Los dos comimos sentados en el suelo y envueltos en el aire cálido de la estufa. Me di cuenta de que tenía mucho apetito y comí con gusto. Me daba la sensación de que, delante de Shu, siempre comía con gusto. Y pensé que esto era magnífico.

—Satsuki.

—¿Sí?

Estaba distraída pensando en eso, y levanté la cabeza sorprendida al oír a Shu.
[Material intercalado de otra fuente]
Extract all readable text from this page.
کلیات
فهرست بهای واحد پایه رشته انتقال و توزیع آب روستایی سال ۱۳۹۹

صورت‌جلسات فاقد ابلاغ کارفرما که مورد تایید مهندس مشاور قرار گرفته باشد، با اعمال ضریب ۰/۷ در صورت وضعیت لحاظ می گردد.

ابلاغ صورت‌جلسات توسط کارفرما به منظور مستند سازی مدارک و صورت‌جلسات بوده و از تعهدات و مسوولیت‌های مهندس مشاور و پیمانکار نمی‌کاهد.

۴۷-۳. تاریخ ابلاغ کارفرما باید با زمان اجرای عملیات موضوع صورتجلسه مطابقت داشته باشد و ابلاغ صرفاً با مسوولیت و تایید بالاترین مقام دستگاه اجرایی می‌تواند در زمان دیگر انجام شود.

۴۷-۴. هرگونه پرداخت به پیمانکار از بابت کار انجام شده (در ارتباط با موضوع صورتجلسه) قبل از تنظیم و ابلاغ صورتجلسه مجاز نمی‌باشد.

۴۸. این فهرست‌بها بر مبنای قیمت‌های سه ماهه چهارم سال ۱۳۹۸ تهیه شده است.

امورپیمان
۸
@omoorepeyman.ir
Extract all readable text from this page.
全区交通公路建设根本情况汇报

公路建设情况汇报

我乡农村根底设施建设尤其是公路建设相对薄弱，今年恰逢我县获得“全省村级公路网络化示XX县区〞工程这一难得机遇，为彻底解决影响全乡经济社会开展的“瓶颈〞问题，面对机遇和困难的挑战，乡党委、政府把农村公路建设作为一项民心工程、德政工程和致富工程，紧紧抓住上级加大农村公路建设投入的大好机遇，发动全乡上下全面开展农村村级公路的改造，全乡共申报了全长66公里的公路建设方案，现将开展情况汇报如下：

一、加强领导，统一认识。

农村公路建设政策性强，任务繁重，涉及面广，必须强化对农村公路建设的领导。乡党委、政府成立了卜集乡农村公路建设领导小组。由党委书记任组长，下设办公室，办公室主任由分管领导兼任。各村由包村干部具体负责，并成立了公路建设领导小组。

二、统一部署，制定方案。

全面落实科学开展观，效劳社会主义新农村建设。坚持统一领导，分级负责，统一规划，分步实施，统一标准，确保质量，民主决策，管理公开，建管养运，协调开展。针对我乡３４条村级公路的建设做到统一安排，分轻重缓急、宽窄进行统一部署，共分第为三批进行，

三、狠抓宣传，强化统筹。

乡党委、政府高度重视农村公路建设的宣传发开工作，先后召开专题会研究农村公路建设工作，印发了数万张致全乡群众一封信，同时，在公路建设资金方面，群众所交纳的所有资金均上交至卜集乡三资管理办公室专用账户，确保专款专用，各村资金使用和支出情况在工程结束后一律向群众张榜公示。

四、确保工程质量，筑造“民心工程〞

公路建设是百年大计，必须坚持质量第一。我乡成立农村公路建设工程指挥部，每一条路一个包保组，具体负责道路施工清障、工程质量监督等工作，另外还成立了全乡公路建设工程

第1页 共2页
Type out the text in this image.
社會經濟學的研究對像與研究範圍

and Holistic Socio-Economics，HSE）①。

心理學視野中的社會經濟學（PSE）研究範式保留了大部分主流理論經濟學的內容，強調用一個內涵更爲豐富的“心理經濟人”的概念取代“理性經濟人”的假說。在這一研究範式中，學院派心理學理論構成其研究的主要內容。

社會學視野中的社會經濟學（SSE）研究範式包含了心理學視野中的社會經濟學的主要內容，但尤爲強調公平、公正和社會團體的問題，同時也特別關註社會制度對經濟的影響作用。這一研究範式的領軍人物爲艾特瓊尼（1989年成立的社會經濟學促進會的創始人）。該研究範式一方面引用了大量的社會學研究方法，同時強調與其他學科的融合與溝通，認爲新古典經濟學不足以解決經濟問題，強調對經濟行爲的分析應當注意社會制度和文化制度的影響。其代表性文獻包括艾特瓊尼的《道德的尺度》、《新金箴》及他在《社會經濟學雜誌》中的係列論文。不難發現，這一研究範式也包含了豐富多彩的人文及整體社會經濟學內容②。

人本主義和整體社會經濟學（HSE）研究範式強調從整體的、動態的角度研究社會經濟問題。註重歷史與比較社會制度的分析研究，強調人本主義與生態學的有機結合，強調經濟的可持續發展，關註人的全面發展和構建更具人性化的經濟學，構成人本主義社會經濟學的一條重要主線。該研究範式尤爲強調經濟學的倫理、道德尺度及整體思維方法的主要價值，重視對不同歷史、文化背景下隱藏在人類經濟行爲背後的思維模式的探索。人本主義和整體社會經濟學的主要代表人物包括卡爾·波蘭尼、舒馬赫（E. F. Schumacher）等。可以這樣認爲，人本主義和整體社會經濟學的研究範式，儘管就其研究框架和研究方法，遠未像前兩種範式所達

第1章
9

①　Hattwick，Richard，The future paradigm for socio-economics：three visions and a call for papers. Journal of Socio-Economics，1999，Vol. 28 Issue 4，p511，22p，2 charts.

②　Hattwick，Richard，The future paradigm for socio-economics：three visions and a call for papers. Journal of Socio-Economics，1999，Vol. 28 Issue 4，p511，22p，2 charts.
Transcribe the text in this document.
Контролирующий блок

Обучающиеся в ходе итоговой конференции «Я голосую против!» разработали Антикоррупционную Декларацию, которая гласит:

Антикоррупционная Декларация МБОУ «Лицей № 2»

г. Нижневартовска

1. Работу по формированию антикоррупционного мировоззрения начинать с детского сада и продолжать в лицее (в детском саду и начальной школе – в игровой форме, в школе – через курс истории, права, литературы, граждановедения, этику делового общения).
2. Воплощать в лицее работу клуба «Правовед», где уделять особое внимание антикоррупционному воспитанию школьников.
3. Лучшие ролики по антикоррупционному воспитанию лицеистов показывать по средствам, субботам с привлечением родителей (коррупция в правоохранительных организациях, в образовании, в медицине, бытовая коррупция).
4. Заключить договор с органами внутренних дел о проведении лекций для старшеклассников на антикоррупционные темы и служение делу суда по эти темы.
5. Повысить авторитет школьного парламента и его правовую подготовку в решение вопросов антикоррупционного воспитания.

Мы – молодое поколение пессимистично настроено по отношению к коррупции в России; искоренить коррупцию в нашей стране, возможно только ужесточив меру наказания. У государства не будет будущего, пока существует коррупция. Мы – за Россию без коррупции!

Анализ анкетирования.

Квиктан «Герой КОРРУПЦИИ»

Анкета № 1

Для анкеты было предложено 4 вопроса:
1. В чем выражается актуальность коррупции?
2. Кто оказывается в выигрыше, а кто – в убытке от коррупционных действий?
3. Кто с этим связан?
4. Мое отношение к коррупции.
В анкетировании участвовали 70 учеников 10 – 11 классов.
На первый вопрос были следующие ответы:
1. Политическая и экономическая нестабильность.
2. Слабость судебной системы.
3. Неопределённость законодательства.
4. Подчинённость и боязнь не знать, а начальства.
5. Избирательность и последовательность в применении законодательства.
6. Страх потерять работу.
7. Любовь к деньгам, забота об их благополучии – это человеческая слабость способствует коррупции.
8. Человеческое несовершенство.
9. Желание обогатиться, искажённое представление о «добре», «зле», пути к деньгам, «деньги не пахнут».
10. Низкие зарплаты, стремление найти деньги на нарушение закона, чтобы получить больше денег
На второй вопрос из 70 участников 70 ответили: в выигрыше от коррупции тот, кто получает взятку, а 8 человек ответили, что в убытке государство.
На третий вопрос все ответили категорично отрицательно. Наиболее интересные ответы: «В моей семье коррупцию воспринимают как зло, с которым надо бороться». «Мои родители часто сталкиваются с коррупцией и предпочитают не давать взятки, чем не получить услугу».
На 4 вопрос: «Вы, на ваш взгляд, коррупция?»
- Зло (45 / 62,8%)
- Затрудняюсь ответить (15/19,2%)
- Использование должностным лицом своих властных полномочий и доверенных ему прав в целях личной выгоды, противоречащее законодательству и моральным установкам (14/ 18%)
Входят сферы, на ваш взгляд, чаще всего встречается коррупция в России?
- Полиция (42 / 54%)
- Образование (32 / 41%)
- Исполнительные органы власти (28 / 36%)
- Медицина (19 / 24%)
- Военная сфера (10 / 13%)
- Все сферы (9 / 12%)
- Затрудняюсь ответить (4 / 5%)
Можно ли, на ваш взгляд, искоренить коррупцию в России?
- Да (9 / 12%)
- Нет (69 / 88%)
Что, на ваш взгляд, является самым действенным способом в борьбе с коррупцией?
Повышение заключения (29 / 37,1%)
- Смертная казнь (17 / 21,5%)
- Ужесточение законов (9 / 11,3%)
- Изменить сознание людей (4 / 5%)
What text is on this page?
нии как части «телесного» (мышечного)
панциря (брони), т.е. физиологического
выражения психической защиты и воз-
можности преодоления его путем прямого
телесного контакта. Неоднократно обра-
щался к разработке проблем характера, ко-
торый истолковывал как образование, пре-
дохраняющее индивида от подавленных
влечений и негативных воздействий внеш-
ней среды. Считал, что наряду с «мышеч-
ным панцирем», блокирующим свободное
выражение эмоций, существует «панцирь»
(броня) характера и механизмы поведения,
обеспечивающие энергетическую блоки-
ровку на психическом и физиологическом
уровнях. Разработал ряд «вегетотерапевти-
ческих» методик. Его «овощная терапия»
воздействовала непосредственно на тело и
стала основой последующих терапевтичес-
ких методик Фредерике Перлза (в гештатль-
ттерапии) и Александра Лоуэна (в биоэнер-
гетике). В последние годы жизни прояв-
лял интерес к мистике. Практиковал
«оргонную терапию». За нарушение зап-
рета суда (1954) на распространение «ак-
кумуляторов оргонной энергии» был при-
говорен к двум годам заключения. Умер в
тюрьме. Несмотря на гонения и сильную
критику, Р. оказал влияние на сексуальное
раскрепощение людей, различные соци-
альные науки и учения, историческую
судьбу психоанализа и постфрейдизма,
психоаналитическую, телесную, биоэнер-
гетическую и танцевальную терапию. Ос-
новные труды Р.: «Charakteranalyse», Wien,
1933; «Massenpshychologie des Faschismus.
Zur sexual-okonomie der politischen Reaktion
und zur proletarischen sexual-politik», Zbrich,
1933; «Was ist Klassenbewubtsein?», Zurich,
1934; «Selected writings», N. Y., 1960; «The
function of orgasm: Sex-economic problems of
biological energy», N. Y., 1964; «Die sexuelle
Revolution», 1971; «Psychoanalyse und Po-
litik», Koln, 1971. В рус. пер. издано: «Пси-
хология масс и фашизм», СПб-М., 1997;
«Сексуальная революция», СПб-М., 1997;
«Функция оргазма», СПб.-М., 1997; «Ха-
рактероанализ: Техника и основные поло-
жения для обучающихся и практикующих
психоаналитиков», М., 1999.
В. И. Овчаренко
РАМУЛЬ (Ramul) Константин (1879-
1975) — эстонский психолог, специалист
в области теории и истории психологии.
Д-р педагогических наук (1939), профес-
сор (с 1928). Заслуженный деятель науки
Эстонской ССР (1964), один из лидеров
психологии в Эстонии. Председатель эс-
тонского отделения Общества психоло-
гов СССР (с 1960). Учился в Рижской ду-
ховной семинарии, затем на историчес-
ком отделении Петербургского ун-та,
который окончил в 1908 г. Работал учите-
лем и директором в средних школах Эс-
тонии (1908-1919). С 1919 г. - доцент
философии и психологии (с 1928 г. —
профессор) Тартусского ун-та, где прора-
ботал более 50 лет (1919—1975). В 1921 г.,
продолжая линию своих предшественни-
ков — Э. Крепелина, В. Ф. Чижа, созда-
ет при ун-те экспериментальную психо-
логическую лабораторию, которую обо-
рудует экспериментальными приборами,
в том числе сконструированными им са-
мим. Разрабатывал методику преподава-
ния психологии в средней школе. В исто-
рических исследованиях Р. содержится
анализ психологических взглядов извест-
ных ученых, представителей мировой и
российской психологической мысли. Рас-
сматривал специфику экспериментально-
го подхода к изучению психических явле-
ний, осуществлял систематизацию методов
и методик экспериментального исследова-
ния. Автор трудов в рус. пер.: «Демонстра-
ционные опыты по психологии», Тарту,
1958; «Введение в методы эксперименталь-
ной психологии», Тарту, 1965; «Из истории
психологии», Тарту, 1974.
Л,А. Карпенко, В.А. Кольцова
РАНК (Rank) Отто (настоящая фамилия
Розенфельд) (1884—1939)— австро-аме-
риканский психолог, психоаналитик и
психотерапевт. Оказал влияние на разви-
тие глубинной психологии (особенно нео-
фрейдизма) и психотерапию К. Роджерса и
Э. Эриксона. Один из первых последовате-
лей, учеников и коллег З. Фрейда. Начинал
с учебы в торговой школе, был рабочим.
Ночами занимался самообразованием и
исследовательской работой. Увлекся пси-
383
—No debes adelgazar tanto, ni atormentarte sola hasta el extremo de tener fiebre. Si te sientes mal, llámame. Iremos a divertirnos, a pesar de que cada vez que te veo estás más demacrada. Comportarte como si no hubiese ocurrido nada delante de la gente es malgastar las energías. Tú y Hitoshi os queríais mucho, por eso te sientes morir. Es normal.

Lo dijo todo de golpe. Fue la primera vez que él me demostró su compasión algo infantil. Creía que era una persona más fría e indiferente, por eso sus palabras me sorprendieron y llegaron directamente a mi corazón.

—Es cierto que todavía soy joven, y no lo suficientemente fuerte como para no echarme a llorar si no llevo el vestido marinero; pero cuando uno tiene un problema, todos los hombres somos hermanos, ¿no? Yo te quiero tanto que no me importaría dormir contigo en el mismo futon.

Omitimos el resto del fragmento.